Studio album by Hariprasad Chaurasia, Brij Bhushan Kabra, and Shivkumar Sharma
- Released: 1968
- Genre: Hindustani classical music
- Length: 39:46 70:55 (remastered rerelease)
- Label: His Master's Voice

= Call of the Valley =

Call of the Valley is a collaborative studio album by Hariprasad Chaurasia, Brij Bhushan Kabra, and Shivkumar Sharma, recorded and released in 1968 on the label His Master's Voice. Conceived as a suite, the instrumental album follows a day in the life of an Indian shepherd from Kashmir, using ragas associated with various times of the day to advance the dramatic narrative. Brij Bhushan Kabra plays slide guitar, Shivkumar Sharma plays the santoor, and Hariprasad Chaurasia plays the flute and bansuri, with tabla played by Manikrao Popatkar. The atmospheric music is traditional, but the innovative use of guitar and flute make the sound more suitable for Western audiences. Most of the artists were about 30 at the time of recording.

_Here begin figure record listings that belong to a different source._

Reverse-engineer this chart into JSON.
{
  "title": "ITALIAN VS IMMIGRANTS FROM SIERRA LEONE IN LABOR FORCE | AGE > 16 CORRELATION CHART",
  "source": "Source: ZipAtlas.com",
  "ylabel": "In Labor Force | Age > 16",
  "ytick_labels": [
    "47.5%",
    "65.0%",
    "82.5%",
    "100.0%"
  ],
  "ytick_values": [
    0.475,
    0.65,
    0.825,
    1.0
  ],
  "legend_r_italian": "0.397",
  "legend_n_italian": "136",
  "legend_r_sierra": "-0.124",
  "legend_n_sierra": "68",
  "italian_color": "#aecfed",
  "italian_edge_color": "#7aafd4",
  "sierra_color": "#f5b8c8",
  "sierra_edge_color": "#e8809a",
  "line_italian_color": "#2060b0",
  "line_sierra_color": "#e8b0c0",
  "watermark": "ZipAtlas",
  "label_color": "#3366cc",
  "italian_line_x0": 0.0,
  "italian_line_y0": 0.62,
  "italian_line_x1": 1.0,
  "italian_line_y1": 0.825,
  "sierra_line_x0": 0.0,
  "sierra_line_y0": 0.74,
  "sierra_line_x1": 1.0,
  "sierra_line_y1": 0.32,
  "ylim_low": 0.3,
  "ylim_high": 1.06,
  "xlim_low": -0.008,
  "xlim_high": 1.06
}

Call of the Valley helped to introduce Indian music to Western ears and became the best selling Indian music album worldwide, becoming a milestone in world music. The artists became well known after the album's release. Beatles Paul McCartney and George Harrison, Byrds members David Crosby and Roger McGuinn, and Bob Dylan are fans of the album. AllMusic reviewer Ken Hunt advises that "If the newcomer buys only one Indian classical recording, it should be "Call of the Valley"." It is listed in the book 1001 Albums You Must Hear Before You Die.

Professional ratings
Review scores
| Source | Rating |
| Allmusic | Star |

== Track listing ==

1. Ahir Bhairav/Nat Bhairav - 12:35
2. Rag Piloo - 07:58
3. Bhoop - 06:16
4. Rag Des - 06:09
5. Rag Pahadi - 06:48
The remastered edition on hEMIsphere has three bonus tracks.